In fact, visual images can be — and frequently are — interpreted as signals and represented as sums of frequencies. In such cases, the different frequencies can also be represented as atoms in a dictionary. Each atom simply consists of alternating bars of light and dark, with the distance between the bars representing frequency.

The atoms in the Camera Culture Group researchers’ dictionary are similar but much more complex. Each atom is itself a five-by-five grid of 121-pixel blocks. Each block consists of arbitrary-seeming combinations of color: The blocks in one atom might all be green in the upper left corner and red in the lower right, with lines at slightly different angles separating the regions of color; the blocks of another atom might all feature slightly different-size blobs of yellow invading a region of blue.

Behind the mask

In building their dictionary of atoms, the Camera Culture Group researchers — Marwah, Wetzstein, Raskar, and Yosuke Bando, a visiting scientist at the Media Lab — had two tools at their disposal that Joseph Fourier, working in the late 18th century, lacked: computers, and lots of real-world examples of light fields.

To build their dictionary, they turned a computer loose to try out lots of different combinations of colored blobs and determine which, empirically, enabled the most efficient representation of actual light fields.

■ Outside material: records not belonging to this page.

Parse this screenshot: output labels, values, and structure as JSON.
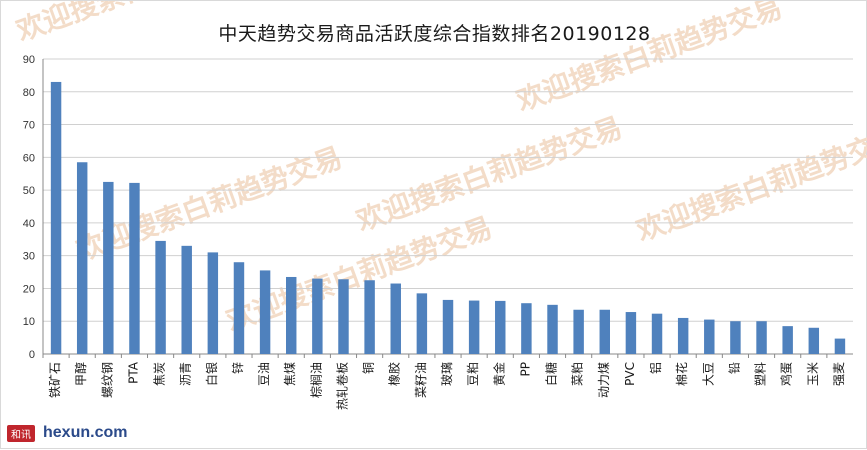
{
  "chart_data": {
    "type": "bar",
    "title": "中天趋势交易商品活跃度综合指数排名20190128",
    "categories": [
      "铁矿石",
      "甲醇",
      "螺纹钢",
      "PTA",
      "焦炭",
      "沥青",
      "白银",
      "锌",
      "豆油",
      "焦煤",
      "棕榈油",
      "热轧卷板",
      "铜",
      "橡胶",
      "菜籽油",
      "玻璃",
      "豆粕",
      "黄金",
      "PP",
      "白糖",
      "菜粕",
      "动力煤",
      "PVC",
      "铝",
      "棉花",
      "大豆",
      "铅",
      "塑料",
      "鸡蛋",
      "玉米",
      "强麦"
    ],
    "values": [
      83,
      58.5,
      52.5,
      52.2,
      34.5,
      33,
      31,
      28,
      25.5,
      23.5,
      23,
      22.8,
      22.5,
      21.5,
      18.5,
      16.5,
      16.3,
      16.2,
      15.5,
      15,
      13.5,
      13.5,
      12.8,
      12.3,
      11,
      10.5,
      10,
      10,
      8.5,
      8,
      4.7
    ],
    "ylim": [
      0,
      90
    ],
    "yticks": [
      0,
      10,
      20,
      30,
      40,
      50,
      60,
      70,
      80,
      90
    ],
    "grid": true,
    "bar_color": "#4f81bd"
  },
  "watermark": "欢迎搜索白莉趋势交易",
  "footer": {
    "logo_badge": "和讯",
    "logo_text": "hexun.com"
  }
}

Once the dictionary was built, however, they still had to calculate the optimal design of the mask they use to record light-field information — the patterned plastic film that they slip beneath the camera lens. Bando explains the principle behind mask design using, again, the analogy of Fourier transform.

“If a mask has a particular frequency in the vertical direction” — say, a regular pattern of light and dark bars — “you only capture that frequency component of the image,” Bando says. “So you have no way of recovering the other frequencies. If you use frequency domain reconstruction, the mask should contain every frequency in a systematic manner.”

“Think of atoms as the new frequency,” Marwah says. “In our case, we need a mask pattern that can effectively cover as many atoms as possible.”

“It’s cool work,” says Kari Pulli, senior director of research at graphics-chip company Nvidia. “Especially the idea that you can take video at fairly high resolution — that’s kind of exciting.”

Pulli points out, however, that assembling an image from the information captured by the mask is currently computationally intensive. Moreover, he says, the examples of light fields used to assemble the dictionary may have omitted some types of features common in the real world. “There’s still work to be done for this to be actually something that consumers would embrace,” Pulli says.